Introduce configuration option for TLS 1.3 padding granularity
TLS 1.3 record protection allows the addition of an arbitrary amount
of padding.
This commit introduces a configuration option
```
MBEDTLS_SSL_TLS13_PADDING_GRANULARITY
```
The semantics of this option is that padding is chosen in a minimal
way so that the padded plaintext has a length which is a multiple of
MBEDTLS_SSL_TLS13_PADDING_GRANULARITY.
For example, setting MBEDTLS_SSL_TLS13_PADDING_GRANULARITY to 1024
means that padded plaintexts will have length 1024, 2048, ..., while
setting it to 1 means that no padding will be used.

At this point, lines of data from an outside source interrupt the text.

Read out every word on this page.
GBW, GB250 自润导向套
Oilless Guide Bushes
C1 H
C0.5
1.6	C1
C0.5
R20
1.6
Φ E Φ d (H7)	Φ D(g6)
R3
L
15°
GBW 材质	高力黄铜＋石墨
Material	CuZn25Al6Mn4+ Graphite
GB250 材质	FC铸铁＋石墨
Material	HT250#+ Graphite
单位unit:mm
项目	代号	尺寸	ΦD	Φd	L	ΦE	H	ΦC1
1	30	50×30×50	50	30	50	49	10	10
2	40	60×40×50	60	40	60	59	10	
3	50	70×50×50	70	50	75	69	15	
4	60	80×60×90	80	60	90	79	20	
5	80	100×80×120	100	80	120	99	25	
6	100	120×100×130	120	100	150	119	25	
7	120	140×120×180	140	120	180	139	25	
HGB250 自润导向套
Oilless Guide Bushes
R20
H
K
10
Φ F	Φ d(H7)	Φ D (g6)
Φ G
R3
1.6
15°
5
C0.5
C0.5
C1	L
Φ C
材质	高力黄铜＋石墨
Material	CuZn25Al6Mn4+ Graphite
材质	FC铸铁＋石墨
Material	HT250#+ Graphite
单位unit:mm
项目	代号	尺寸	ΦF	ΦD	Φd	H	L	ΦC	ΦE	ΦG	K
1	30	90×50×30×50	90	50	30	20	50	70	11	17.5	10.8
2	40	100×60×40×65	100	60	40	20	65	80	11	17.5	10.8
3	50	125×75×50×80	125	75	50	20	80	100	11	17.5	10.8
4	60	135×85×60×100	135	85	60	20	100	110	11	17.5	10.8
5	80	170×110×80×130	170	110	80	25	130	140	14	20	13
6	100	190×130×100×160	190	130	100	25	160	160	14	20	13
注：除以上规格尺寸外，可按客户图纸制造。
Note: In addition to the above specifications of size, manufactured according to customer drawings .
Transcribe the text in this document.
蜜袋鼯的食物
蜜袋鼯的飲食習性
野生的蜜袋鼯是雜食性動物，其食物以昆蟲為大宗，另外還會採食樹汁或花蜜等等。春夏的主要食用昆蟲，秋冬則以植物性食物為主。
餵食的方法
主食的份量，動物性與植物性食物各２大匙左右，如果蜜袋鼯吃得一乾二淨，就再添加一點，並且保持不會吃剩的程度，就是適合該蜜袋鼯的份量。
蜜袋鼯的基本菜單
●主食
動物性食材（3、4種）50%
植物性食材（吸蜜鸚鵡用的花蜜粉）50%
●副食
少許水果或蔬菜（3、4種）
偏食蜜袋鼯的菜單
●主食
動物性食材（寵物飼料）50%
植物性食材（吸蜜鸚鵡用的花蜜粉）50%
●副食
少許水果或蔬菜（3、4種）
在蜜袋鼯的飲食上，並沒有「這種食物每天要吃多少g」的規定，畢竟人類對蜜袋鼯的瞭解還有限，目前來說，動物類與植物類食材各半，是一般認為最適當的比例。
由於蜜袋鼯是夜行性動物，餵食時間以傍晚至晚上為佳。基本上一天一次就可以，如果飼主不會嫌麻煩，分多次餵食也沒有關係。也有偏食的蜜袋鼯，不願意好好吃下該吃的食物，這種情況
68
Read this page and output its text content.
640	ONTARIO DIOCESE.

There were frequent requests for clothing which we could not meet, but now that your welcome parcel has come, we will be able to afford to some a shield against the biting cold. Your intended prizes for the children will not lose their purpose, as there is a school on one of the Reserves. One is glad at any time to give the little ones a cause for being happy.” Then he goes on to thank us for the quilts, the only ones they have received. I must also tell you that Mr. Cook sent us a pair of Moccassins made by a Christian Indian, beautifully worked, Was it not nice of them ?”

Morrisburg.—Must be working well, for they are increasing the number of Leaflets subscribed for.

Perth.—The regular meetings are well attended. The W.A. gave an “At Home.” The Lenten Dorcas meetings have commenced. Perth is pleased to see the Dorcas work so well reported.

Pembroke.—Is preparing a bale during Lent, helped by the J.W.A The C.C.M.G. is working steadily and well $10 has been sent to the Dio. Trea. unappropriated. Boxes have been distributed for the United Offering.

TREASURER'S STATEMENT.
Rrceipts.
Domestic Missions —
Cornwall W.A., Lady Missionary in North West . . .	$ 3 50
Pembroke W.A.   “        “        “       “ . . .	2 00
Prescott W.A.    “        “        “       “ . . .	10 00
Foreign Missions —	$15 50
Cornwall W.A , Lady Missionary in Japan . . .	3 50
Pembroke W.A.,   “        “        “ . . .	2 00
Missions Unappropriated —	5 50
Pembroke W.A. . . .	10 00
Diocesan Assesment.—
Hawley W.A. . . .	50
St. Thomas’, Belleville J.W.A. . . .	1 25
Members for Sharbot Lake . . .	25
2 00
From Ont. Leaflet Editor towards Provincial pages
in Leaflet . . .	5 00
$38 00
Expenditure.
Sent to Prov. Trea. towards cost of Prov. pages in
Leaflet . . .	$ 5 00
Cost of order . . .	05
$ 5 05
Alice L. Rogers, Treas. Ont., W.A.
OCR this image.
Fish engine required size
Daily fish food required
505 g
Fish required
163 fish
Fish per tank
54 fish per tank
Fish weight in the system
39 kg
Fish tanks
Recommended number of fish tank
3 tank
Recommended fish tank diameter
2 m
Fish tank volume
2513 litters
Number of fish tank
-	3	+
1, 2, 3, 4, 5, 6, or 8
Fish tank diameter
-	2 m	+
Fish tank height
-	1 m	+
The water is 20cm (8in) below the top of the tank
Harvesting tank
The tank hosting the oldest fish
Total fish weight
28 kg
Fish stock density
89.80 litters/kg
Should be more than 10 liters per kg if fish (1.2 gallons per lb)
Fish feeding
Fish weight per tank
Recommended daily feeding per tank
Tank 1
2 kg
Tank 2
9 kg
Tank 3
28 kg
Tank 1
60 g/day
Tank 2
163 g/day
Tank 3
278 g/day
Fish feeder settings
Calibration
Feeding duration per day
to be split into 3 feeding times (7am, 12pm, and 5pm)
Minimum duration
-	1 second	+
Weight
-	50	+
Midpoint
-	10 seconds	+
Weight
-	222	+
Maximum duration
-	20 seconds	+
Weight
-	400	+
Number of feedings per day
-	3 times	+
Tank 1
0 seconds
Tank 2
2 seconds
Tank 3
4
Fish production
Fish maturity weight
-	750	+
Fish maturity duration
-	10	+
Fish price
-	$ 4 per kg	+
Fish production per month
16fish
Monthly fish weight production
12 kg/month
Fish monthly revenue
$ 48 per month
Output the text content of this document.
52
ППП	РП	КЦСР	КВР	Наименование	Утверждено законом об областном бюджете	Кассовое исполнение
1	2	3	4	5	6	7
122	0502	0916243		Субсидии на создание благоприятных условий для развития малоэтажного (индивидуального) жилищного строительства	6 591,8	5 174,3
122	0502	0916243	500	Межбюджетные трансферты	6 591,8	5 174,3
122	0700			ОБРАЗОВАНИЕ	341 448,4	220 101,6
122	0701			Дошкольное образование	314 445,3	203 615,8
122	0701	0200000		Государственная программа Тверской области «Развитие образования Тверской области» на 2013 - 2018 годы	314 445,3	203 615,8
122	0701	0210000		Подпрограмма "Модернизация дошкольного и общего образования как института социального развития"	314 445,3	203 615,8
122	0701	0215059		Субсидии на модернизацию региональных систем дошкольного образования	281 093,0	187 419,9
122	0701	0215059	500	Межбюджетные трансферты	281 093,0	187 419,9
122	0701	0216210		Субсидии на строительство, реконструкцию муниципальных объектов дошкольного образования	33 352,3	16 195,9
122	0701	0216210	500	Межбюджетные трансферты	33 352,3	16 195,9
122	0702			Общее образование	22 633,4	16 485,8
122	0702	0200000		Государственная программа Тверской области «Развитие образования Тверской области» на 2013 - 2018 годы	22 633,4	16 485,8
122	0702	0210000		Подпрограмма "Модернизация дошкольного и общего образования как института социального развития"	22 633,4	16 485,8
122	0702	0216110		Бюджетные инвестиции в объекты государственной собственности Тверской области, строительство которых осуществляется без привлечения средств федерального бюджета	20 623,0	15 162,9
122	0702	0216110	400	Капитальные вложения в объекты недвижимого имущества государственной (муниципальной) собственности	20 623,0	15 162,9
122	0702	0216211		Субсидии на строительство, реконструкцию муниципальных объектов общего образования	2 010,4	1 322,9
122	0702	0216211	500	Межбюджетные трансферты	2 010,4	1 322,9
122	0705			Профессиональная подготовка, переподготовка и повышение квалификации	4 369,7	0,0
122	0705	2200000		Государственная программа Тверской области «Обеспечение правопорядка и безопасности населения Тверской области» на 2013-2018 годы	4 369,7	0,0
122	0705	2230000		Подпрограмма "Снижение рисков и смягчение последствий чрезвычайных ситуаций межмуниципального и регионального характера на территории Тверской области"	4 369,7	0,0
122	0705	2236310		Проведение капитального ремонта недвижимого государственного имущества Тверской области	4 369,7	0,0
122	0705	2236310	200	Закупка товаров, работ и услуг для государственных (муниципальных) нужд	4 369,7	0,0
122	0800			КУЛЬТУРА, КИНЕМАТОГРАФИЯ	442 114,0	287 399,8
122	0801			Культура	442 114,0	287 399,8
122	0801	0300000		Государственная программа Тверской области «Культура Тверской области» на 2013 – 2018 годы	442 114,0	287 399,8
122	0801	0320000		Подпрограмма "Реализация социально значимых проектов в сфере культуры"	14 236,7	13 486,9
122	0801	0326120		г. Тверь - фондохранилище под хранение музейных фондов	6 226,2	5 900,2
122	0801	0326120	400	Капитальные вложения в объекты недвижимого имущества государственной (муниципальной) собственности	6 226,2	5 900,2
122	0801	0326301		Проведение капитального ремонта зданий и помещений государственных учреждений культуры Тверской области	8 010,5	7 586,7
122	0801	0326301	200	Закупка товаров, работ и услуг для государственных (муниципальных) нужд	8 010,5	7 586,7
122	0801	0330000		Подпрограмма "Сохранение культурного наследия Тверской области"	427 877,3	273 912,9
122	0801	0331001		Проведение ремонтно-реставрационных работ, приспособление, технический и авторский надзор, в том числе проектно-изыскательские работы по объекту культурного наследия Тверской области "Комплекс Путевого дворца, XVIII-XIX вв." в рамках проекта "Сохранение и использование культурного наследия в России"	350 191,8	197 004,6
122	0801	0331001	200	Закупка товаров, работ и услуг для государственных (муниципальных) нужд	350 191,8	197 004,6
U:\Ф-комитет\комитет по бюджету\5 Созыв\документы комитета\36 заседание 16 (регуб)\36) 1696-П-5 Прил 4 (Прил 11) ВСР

Signed-off-by: Hanno Becker <hanno.becker@arm.com>
diff --git a/include/mbedtls/config.h b/include/mbedtls/config.h
index e1de6f8..9d700df 100644
--- a/include/mbedtls/config.h
+++ b/include/mbedtls/config.h
@@ -3554,6 +3554,22 @@
*/
//#define MBEDTLS_SSL_CID_PADDING_GRANULARITY 16
+/** \def MBEDTLS_SSL_TLS13_PADDING_GRANULARITY
+ *
+ * This option controls the use of record plaintext padding
+ * in TLS 1.3.
+ *
+ * The padding will always be chosen so that the length of the
+ * padded plaintext is a multiple of the value of this option.
+ *
+ * Note: A value of \c 1 means that no padding will be used
+ * for outgoing records.
+ *
+ * Note: On systems lacking division instructions,
+ * a power of two should be preferred.
+ */
+//#define MBEDTLS_SSL_TLS13_PADDING_GRANULARITY 16
+
/** \def MBEDTLS_SSL_OUT_CONTENT_LEN
*
* Maximum length (in bytes) of outgoing plaintext fragments.